Roman Polonsky, Director of The Jewish Agency for Israel's Russian-Speaking Jewry Unit, noted that the organization is expanding its summer camp activities in Ukraine this year and will be dispatching more Israeli counselors to the camps than in previous years. "It is important that we reach as many children and young people across the country, in order to provide them with a meaningful experience and a break from the goings-on in the country," said Polonsky.
Earlier this week, some 40 senior Jewish educators from across the former Soviet Union—including ten summer camp directors from Ukraine—arrived in Israel to participate in a professional seminar held by The Jewish Agency's Russian-Speaking Jewry Unit ahead of the launch of this year's summer camps. Some 120 young Israeli emissaries who will be serving as counselors at Jewish Agency summer camps—including some 50 bound for camps in Ukraine—will also be participating in the seminar.
Sasha, who made Aliyah (immigrated to Israel) from Kiev 24 years ago and is returning for the first time to serve as a counselor at a Jewish Agency summer camp, said that although she is nervous, she is looking forward to the experience: "I am very excited to see the city in which I was born and raised, to meet Jewish children and to connect them to their heritage and history," she said.
The seminar will bring together summer camp directors from several different organizations in order to discuss topics pertaining to Jewish education and connections to Israel across the former Soviet Union, including the development of innovative programs and educational initiatives, the role of Israel in summer camp programming, partnerships, and so on.
Olga, the director of a summer camp in Odessa, said: "I am excited to be here with people who consider it important that the children in my city have an amazing camp experience, especially this summer—that they have a place to feel at home, despite everything happening around them."

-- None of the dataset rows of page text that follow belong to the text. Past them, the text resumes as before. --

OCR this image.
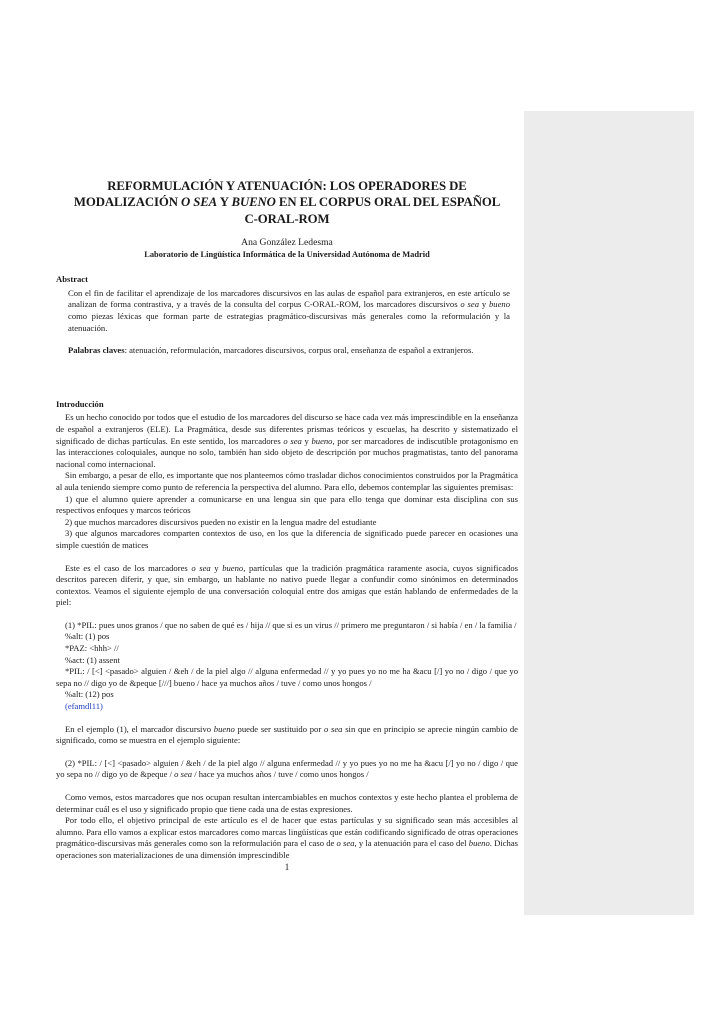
REFORMULACIÓN Y ATENUACIÓN: LOS OPERADORES DE
MODALIZACIÓN O SEA Y BUENO EN EL CORPUS ORAL DEL ESPAÑOL
C-ORAL-ROM
Ana González Ledesma
Laboratorio de Lingüística Informática de la Universidad Autónoma de Madrid
Abstract

Con el fin de facilitar el aprendizaje de los marcadores discursivos en las aulas de español para extranjeros, en este artículo se analizan de forma contrastiva, y a través de la consulta del corpus C-ORAL-ROM, los marcadores discursivos o sea y bueno como piezas léxicas que forman parte de estrategias pragmático-discursivas más generales como la reformulación y la atenuación.

Palabras claves: atenuación, reformulación, marcadores discursivos, corpus oral, enseñanza de español a extranjeros.

Introducción

Es un hecho conocido por todos que el estudio de los marcadores del discurso se hace cada vez más imprescindible en la enseñanza de español a extranjeros (ELE). La Pragmática, desde sus diferentes prismas teóricos y escuelas, ha descrito y sistematizado el significado de dichas partículas. En este sentido, los marcadores o sea y bueno, por ser marcadores de indiscutible protagonismo en las interacciones coloquiales, aunque no solo, también han sido objeto de descripción por muchos pragmatistas, tanto del panorama nacional como internacional.

Sin embargo, a pesar de ello, es importante que nos planteemos cómo trasladar dichos conocimientos construidos por la Pragmática al aula teniendo siempre como punto de referencia la perspectiva del alumno. Para ello, debemos contemplar las siguientes premisas:

1) que el alumno quiere aprender a comunicarse en una lengua sin que para ello tenga que dominar esta disciplina con sus respectivos enfoques y marcos teóricos

2) que muchos marcadores discursivos pueden no existir en la lengua madre del estudiante

3) que algunos marcadores comparten contextos de uso, en los que la diferencia de significado puede parecer en ocasiones una simple cuestión de matices

Este es el caso de los marcadores o sea y bueno, partículas que la tradición pragmática raramente asocia, cuyos significados descritos parecen diferir, y que, sin embargo, un hablante no nativo puede llegar a confundir como sinónimos en determinados contextos. Veamos el siguiente ejemplo de una conversación coloquial entre dos amigas que están hablando de enfermedades de la piel:

(1) *PIL: pues unos granos / que no saben de qué es / hija // que si es un virus // primero me preguntaron / si había / en / la familia /

%alt: (1) pos

*PAZ: <hhh> //

%act: (1) assent

*PIL: / [<] <pasado> alguien / &eh / de la piel algo // alguna enfermedad // y yo pues yo no me ha &acu [/] yo no / digo / que yo sepa no // digo yo de &peque [///] bueno / hace ya muchos años / tuve / como unos hongos /

%alt: (12) pos

(efamdl11)

En el ejemplo (1), el marcador discursivo bueno puede ser sustituido por o sea sin que en principio se aprecie ningún cambio de significado, como se muestra en el ejemplo siguiente:

(2) *PIL: / [<] <pasado> alguien / &eh / de la piel algo // alguna enfermedad // y yo pues yo no me ha &acu [/] yo no / digo / que yo sepa no // digo yo de &peque / o sea / hace ya muchos años / tuve / como unos hongos /

Como vemos, estos marcadores que nos ocupan resultan intercambiables en muchos contextos y este hecho plantea el problema de determinar cuál es el uso y significado propio que tiene cada una de estas expresiones.

Por todo ello, el objetivo principal de este artículo es el de hacer que estas partículas y su significado sean más accesibles al alumno. Para ello vamos a explicar estos marcadores como marcas lingüísticas que están codificando significado de otras operaciones pragmático-discursivas más generales como son la reformulación para el caso de o sea, y la atenuación para el caso del bueno. Dichas operaciones son materializaciones de una dimensión imprescindible

1
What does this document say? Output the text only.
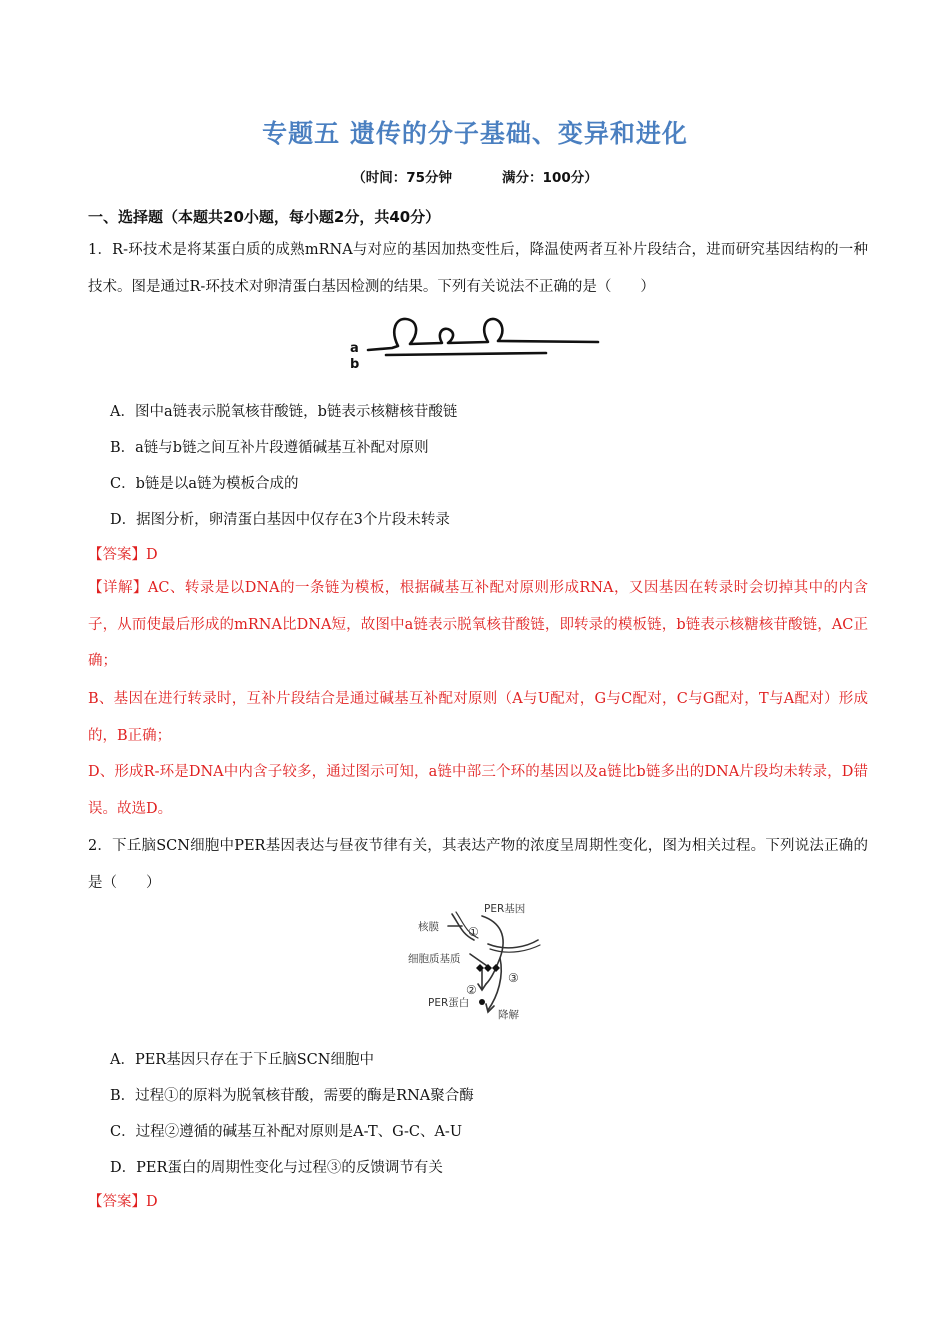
专题五 遗传的分子基础、变异和进化
（时间：75分钟	满分：100分）
一、选择题（本题共20小题，每小题2分，共40分）
1．R-环技术是将某蛋白质的成熟mRNA与对应的基因加热变性后，降温使两者互补片段结合，进而研究基因结构的一种技术。图是通过R-环技术对卵清蛋白基因检测的结果。下列有关说法不正确的是（　　）
a
b
A．图中a链表示脱氧核苷酸链，b链表示核糖核苷酸链
B．a链与b链之间互补片段遵循碱基互补配对原则
C．b链是以a链为模板合成的
D．据图分析，卵清蛋白基因中仅存在3个片段未转录
【答案】D
【详解】AC、转录是以DNA的一条链为模板，根据碱基互补配对原则形成RNA，又因基因在转录时会切掉其中的内含子，从而使最后形成的mRNA比DNA短，故图中a链表示脱氧核苷酸链，即转录的模板链，b链表示核糖核苷酸链，AC正确；
B、基因在进行转录时，互补片段结合是通过碱基互补配对原则（A与U配对，G与C配对，C与G配对，T与A配对）形成的，B正确；
D、形成R-环是DNA中内含子较多，通过图示可知，a链中部三个环的基因以及a链比b链多出的DNA片段均未转录，D错误。故选D。
2．下丘脑SCN细胞中PER基因表达与昼夜节律有关，其表达产物的浓度呈周期性变化，图为相关过程。下列说法正确的是（　　）
PER基因
核膜 ①
细胞质基质
③
②
PER蛋白
降解
A．PER基因只存在于下丘脑SCN细胞中
B．过程①的原料为脱氧核苷酸，需要的酶是RNA聚合酶
C．过程②遵循的碱基互补配对原则是A-T、G-C、A-U
D．PER蛋白的周期性变化与过程③的反馈调节有关
【答案】D
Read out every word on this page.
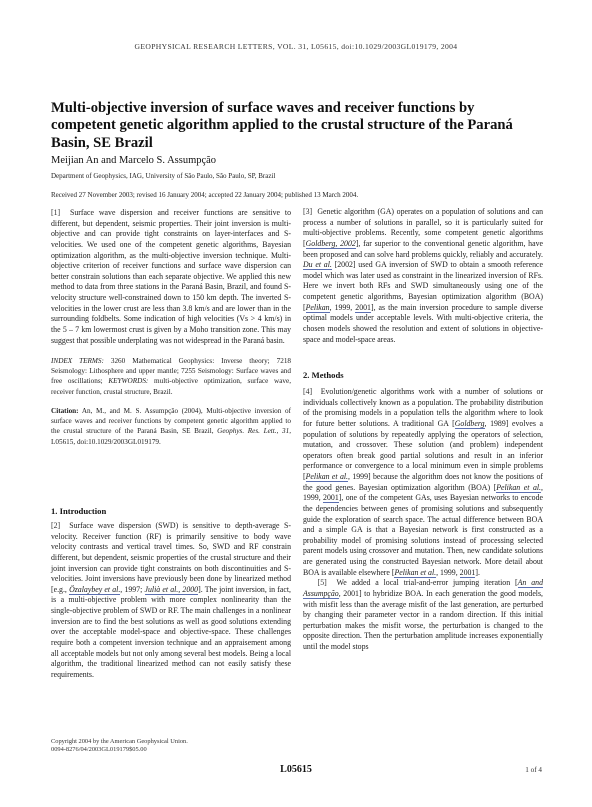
GEOPHYSICAL RESEARCH LETTERS, VOL. 31, L05615, doi:10.1029/2003GL019179, 2004
Multi-objective inversion of surface waves and receiver functions by competent genetic algorithm applied to the crustal structure of the Paraná Basin, SE Brazil
Meijian An and Marcelo S. Assumpção
Department of Geophysics, IAG, University of São Paulo, São Paulo, SP, Brazil
Received 27 November 2003; revised 16 January 2004; accepted 22 January 2004; published 13 March 2004.

[1] Surface wave dispersion and receiver functions are sensitive to different, but dependent, seismic properties. Their joint inversion is multi-objective and can provide tight constraints on layer-interfaces and S-velocities. We used one of the competent genetic algorithms, Bayesian optimization algorithm, as the multi-objective inversion technique. Multi-objective criterion of receiver functions and surface wave dispersion can better constrain solutions than each separate objective. We applied this new method to data from three stations in the Paraná Basin, Brazil, and found S-velocity structure well-constrained down to 150 km depth. The inverted S-velocities in the lower crust are less than 3.8 km/s and are lower than in the surrounding foldbelts. Some indication of high velocities (Vs > 4 km/s) in the 5 – 7 km lowermost crust is given by a Moho transition zone. This may suggest that possible underplating was not widespread in the Paraná basin.

INDEX TERMS: 3260 Mathematical Geophysics: Inverse theory; 7218 Seismology: Lithosphere and upper mantle; 7255 Seismology: Surface waves and free oscillations; KEYWORDS: multi-objective optimization, surface wave, receiver function, crustal structure, Brazil.

Citation: An, M., and M. S. Assumpção (2004), Multi-objective inversion of surface waves and receiver functions by competent genetic algorithm applied to the crustal structure of the Paraná Basin, SE Brazil, Geophys. Res. Lett., 31, L05615, doi:10.1029/2003GL019179.

1. Introduction

[2] Surface wave dispersion (SWD) is sensitive to depth-average S-velocity. Receiver function (RF) is primarily sensitive to body wave velocity contrasts and vertical travel times. So, SWD and RF constrain different, but dependent, seismic properties of the crustal structure and their joint inversion can provide tight constraints on both discontinuities and S-velocities. Joint inversions have previously been done by linearized method [e.g., Özalaybey et al., 1997; Julià et al., 2000]. The joint inversion, in fact, is a multi-objective problem with more complex nonlinearity than the single-objective problem of SWD or RF. The main challenges in a nonlinear inversion are to find the best solutions as well as good solutions extending over the acceptable model-space and objective-space. These challenges require both a competent inversion technique and an appraisement among all acceptable models but not only among several best models. Being a local algorithm, the traditional linearized method can not easily satisfy these requirements.

[3] Genetic algorithm (GA) operates on a population of solutions and can process a number of solutions in parallel, so it is particularly suited for multi-objective problems. Recently, some competent genetic algorithms [Goldberg, 2002], far superior to the conventional genetic algorithm, have been proposed and can solve hard problems quickly, reliably and accurately. Du et al. [2002] used GA inversion of SWD to obtain a smooth reference model which was later used as constraint in the linearized inversion of RFs. Here we invert both RFs and SWD simultaneously using one of the competent genetic algorithms, Bayesian optimization algorithm (BOA) [Pelikan, 1999, 2001], as the main inversion procedure to sample diverse optimal models under acceptable levels. With multi-objective criteria, the chosen models showed the resolution and extent of solutions in objective-space and model-space areas.

2. Methods

[4] Evolution/genetic algorithms work with a number of solutions or individuals collectively known as a population. The probability distribution of the promising models in a population tells the algorithm where to look for future better solutions. A traditional GA [Goldberg, 1989] evolves a population of solutions by repeatedly applying the operators of selection, mutation, and crossover. These solution (and problem) independent operators often break good partial solutions and result in an inferior performance or convergence to a local minimum even in simple problems [Pelikan et al., 1999] because the algorithm does not know the positions of the good genes. Bayesian optimization algorithm (BOA) [Pelikan et al., 1999, 2001], one of the competent GAs, uses Bayesian networks to encode the dependencies between genes of promising solutions and subsequently guide the exploration of search space. The actual difference between BOA and a simple GA is that a Bayesian network is first constructed as a probability model of promising solutions instead of processing selected parent models using crossover and mutation. Then, new candidate solutions are generated using the constructed Bayesian network. More detail about BOA is available elsewhere [Pelikan et al., 1999, 2001].

[5] We added a local trial-and-error jumping iteration [An and Assumpção, 2001] to hybridize BOA. In each generation the good models, with misfit less than the average misfit of the last generation, are perturbed by changing their parameter vector in a random direction. If this initial perturbation makes the misfit worse, the perturbation is changed to the opposite direction. Then the perturbation amplitude increases exponentially until the model stops

Copyright 2004 by the American Geophysical Union.
0094-8276/04/2003GL019179$05.00
L05615	1 of 4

Jewish summer camps in the former Soviet Union are run by The Jewish Agency and other organizations in partnership with local Jewish communities. The camps, which are meant for children and young people between the ages of 7 and 27, are ten days in length and include experiential education activities aimed at strengthening campers' Jewish identities and deepen their connections to Israel. The summer camps will open in June and be held in several rotations until August. In total, some 20 summer camps will take place across the former Soviet Union, and some 6,000 Jewish children and young people are expected to participate.